Cupom é a ferramenta mais fácil de usar e a mais fácil de estragar. Bem aplicado, abre canais de venda que não existiriam. Mal aplicado, ensina o público a nunca mais pagar o preço cheio — e aí o desconto deixa de ser estratégia e vira o preço real do seu evento.
A diferença entre os dois casos não está no tamanho do desconto. Está em quem recebe o código e por quê.
A regra que separa cupom bom de cupom ruim
Cupom serve para atingir um público específico sem mexer no preço para todo mundo. É essa a função. Sempre que o desconto for para qualquer pessoa que aparecer, a ferramenta certa é outra — um lote promocional, que muda o preço de forma transparente e por tempo definido.
Testes práticos antes de criar um código: consigo dizer para quem ele é?
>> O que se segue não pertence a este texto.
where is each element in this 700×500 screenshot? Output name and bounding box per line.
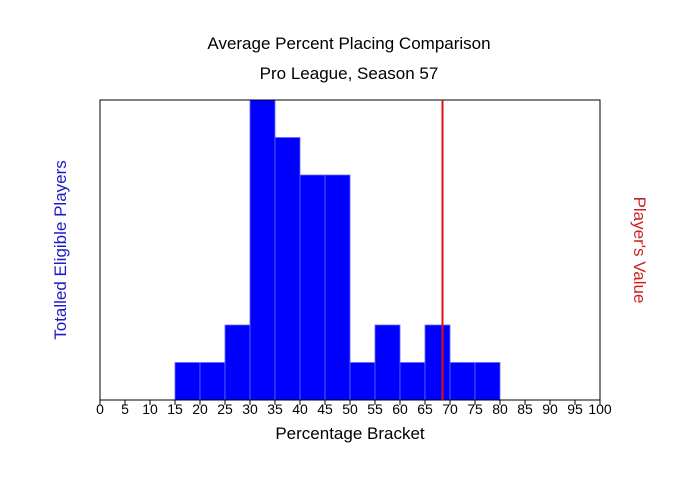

Existe um motivo além de "vender mais"? Se as respostas forem vagas, o cupom vai canibalizar vendas que aconteceriam de qualquer jeito.
Quando o cupom é a escolha certa
Parceria com origem identificável. Rádio, podcast, associação, influenciador. O código faz duas coisas ao mesmo tempo: dá o benefício e informa de onde veio a venda. Ao fim da campanha você sabe qual parceiro entregou.
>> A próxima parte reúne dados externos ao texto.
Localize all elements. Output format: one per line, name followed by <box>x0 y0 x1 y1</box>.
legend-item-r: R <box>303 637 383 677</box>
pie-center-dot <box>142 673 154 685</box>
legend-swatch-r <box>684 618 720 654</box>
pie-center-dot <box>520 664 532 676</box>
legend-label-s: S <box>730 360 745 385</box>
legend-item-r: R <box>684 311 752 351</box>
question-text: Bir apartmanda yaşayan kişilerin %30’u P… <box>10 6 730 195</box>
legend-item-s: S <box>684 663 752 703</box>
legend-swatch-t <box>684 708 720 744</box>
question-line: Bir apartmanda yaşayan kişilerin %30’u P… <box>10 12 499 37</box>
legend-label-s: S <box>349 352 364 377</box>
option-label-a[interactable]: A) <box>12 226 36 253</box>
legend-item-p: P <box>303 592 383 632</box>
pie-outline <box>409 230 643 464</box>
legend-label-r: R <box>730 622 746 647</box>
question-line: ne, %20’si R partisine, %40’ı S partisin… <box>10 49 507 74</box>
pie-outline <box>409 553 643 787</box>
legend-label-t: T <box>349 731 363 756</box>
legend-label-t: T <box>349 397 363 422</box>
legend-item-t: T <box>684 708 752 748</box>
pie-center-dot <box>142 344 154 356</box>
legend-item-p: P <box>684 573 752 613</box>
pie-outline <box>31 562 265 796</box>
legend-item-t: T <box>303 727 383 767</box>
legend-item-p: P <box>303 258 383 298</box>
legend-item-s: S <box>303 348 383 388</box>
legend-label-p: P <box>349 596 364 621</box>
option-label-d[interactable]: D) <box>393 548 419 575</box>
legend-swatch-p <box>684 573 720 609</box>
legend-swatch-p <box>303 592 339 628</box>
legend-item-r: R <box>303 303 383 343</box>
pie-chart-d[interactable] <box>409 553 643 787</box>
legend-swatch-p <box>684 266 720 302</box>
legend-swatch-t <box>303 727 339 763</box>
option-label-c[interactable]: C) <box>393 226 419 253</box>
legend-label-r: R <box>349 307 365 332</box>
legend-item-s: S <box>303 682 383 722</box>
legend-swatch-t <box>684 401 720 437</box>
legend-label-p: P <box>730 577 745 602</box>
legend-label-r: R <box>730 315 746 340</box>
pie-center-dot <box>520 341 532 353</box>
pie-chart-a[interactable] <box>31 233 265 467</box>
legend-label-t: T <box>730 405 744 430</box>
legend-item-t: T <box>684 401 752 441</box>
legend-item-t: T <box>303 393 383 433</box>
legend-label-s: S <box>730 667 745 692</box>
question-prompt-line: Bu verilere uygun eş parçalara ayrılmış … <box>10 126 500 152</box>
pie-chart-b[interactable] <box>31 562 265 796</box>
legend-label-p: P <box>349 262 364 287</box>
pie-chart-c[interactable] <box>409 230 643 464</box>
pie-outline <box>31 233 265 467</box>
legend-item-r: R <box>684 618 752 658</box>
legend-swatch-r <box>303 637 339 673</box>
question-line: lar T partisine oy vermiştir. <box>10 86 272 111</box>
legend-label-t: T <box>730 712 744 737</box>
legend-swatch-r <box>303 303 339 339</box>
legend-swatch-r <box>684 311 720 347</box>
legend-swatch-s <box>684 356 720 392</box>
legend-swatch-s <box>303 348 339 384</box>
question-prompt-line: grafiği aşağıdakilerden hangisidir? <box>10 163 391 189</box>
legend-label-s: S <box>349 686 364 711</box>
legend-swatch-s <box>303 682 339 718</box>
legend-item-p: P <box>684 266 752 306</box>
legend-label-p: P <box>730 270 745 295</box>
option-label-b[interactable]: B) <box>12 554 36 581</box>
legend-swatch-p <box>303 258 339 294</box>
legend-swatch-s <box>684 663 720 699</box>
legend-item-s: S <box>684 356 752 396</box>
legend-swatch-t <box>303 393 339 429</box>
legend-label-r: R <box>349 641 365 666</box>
Recuperar quem estava quase comprando. Alguém percorreu o checkout e parou no pagamento. Um cupom pequeno, com validade curta, endereçado só a essas pessoas, costuma converter bem — o desconto não é o motivo da compra, é o empurrão final de quem já tinha decidido.
Compensar um problema. Mudou a data, houve falha na comunicação, o participante teve transtorno. Cupom para a próxima edição custa pouco e resolve um mal-estar que sairia mais caro.
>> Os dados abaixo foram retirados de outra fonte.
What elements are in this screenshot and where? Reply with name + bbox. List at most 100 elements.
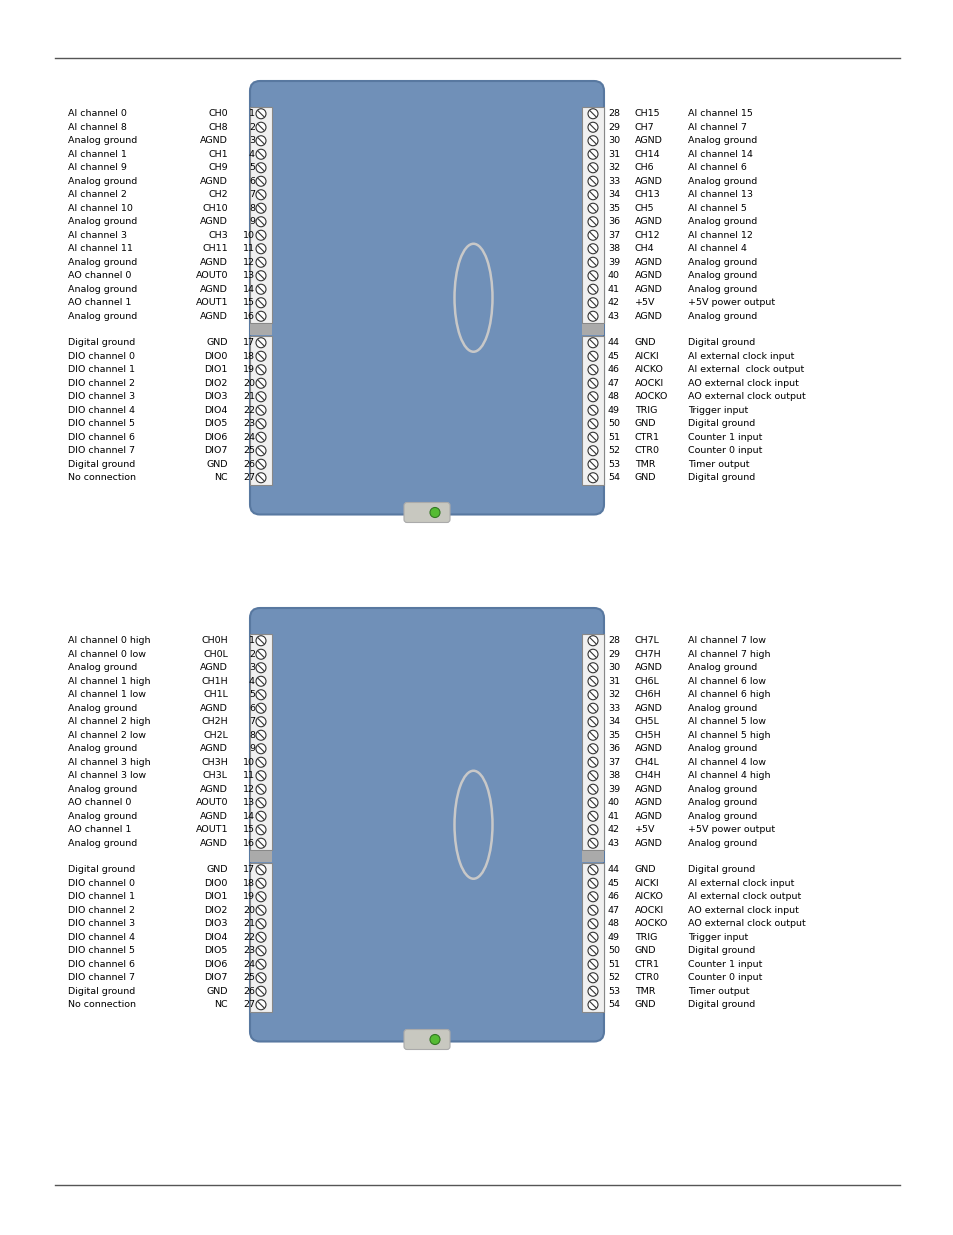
Text: 27: 27 [243, 1000, 254, 1009]
Circle shape [255, 973, 266, 983]
Text: CH1H: CH1H [201, 677, 228, 685]
Circle shape [255, 946, 266, 956]
Text: 49: 49 [607, 932, 619, 942]
Text: 32: 32 [607, 690, 619, 699]
Text: Analog ground: Analog ground [687, 745, 757, 753]
Text: AI channel 10: AI channel 10 [68, 204, 132, 212]
Text: 30: 30 [607, 136, 619, 146]
Text: Analog ground: Analog ground [68, 745, 137, 753]
Text: 17: 17 [243, 338, 254, 347]
Circle shape [587, 703, 598, 714]
Text: 24: 24 [243, 432, 254, 442]
Text: Analog ground: Analog ground [68, 258, 137, 267]
Text: Trigger input: Trigger input [687, 406, 747, 415]
Circle shape [255, 1000, 266, 1010]
Text: 42: 42 [607, 825, 619, 835]
Text: AI channel 9: AI channel 9 [68, 163, 127, 172]
Circle shape [255, 892, 266, 902]
Circle shape [255, 364, 266, 374]
Text: GND: GND [635, 946, 656, 955]
Circle shape [255, 690, 266, 700]
Text: +5V: +5V [635, 825, 655, 835]
Circle shape [587, 663, 598, 673]
Text: 54: 54 [607, 473, 619, 482]
Text: 41: 41 [607, 285, 619, 294]
Text: CH3L: CH3L [203, 771, 228, 781]
Text: AGND: AGND [200, 663, 228, 672]
Text: 48: 48 [607, 393, 619, 401]
Text: CH2L: CH2L [203, 731, 228, 740]
Circle shape [255, 919, 266, 929]
Text: CH0H: CH0H [201, 636, 228, 645]
Text: AO channel 1: AO channel 1 [68, 298, 132, 308]
Text: CH7H: CH7H [635, 650, 661, 658]
Text: 42: 42 [607, 298, 619, 308]
Circle shape [587, 163, 598, 173]
Text: AO external clock output: AO external clock output [687, 393, 805, 401]
Text: 37: 37 [607, 231, 619, 240]
Circle shape [587, 987, 598, 997]
Text: Analog ground: Analog ground [68, 663, 137, 672]
Text: DIO6: DIO6 [204, 960, 228, 968]
Circle shape [587, 364, 598, 374]
Text: Counter 1 input: Counter 1 input [687, 432, 761, 442]
Text: AI channel 5 high: AI channel 5 high [687, 731, 770, 740]
FancyBboxPatch shape [403, 1030, 450, 1050]
Text: AGND: AGND [200, 311, 228, 321]
Text: AI channel 12: AI channel 12 [687, 231, 752, 240]
Text: DIO channel 6: DIO channel 6 [68, 432, 135, 442]
Text: DIO channel 1: DIO channel 1 [68, 892, 135, 902]
Circle shape [255, 446, 266, 456]
Circle shape [587, 825, 598, 835]
Text: 31: 31 [607, 149, 619, 159]
Text: AOUT0: AOUT0 [195, 272, 228, 280]
Circle shape [255, 905, 266, 915]
Circle shape [255, 757, 266, 767]
Text: 6: 6 [249, 704, 254, 713]
Text: TRIG: TRIG [635, 406, 657, 415]
Circle shape [587, 690, 598, 700]
Text: DIO channel 4: DIO channel 4 [68, 406, 135, 415]
Text: Analog ground: Analog ground [687, 704, 757, 713]
Circle shape [255, 257, 266, 267]
Text: AI channel 14: AI channel 14 [687, 149, 752, 159]
Text: DIO4: DIO4 [204, 406, 228, 415]
Text: 28: 28 [607, 109, 619, 119]
Text: Analog ground: Analog ground [687, 311, 757, 321]
Text: 20: 20 [243, 905, 254, 915]
Text: AI channel 0: AI channel 0 [68, 109, 127, 119]
Text: AGND: AGND [635, 704, 662, 713]
Text: AI channel 4: AI channel 4 [687, 245, 746, 253]
Circle shape [255, 960, 266, 969]
Circle shape [587, 446, 598, 456]
Circle shape [255, 284, 266, 294]
Circle shape [255, 932, 266, 942]
Text: Digital ground: Digital ground [68, 866, 135, 874]
Text: 24: 24 [243, 960, 254, 968]
Circle shape [255, 177, 266, 186]
Text: 16: 16 [243, 311, 254, 321]
Circle shape [587, 946, 598, 956]
Text: DIO channel 2: DIO channel 2 [68, 905, 135, 915]
Circle shape [587, 177, 598, 186]
Text: AGND: AGND [635, 745, 662, 753]
Bar [581, 634, 603, 850]
Text: 4: 4 [249, 677, 254, 685]
Text: 25: 25 [243, 446, 254, 456]
Text: AGND: AGND [200, 217, 228, 226]
Text: CH4: CH4 [635, 245, 654, 253]
Text: AI channel 11: AI channel 11 [68, 245, 132, 253]
Text: AGND: AGND [635, 258, 662, 267]
Text: AGND: AGND [635, 784, 662, 794]
Text: AI channel 2 high: AI channel 2 high [68, 718, 151, 726]
Circle shape [587, 270, 598, 280]
Text: +5V power output: +5V power output [687, 298, 774, 308]
Text: 50: 50 [607, 419, 619, 429]
Text: DIO7: DIO7 [204, 446, 228, 456]
Text: GND: GND [206, 338, 228, 347]
Text: 34: 34 [607, 190, 619, 199]
Circle shape [255, 459, 266, 469]
Text: CH14: CH14 [635, 149, 659, 159]
Bar [581, 324, 603, 335]
Text: AOCKI: AOCKI [635, 905, 663, 915]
Grupo fechado que você quer no evento. Alunos de uma escola, funcionários de um patrocinador, membros de uma entidade. Aqui vale conhecer a alternativa: se o grupo é estável e recorrente, o tipo de acesso associados é melhor que cupom — ele valida o CPF ou CNPJ contra a sua lista de membros, e ninguém de fora compra o preço reduzido. Cupom se repassa por WhatsApp; lista de associados, não.
Quando evitar
Para "dar um gás nas vendas". É o uso mais comum e o mais destrutivo. Se as vendas estão fracas, o problema quase nunca é preço — é divulgação, é a página, é a proposta não estar clara. Desconto genérico mascara o sintoma e some com a margem.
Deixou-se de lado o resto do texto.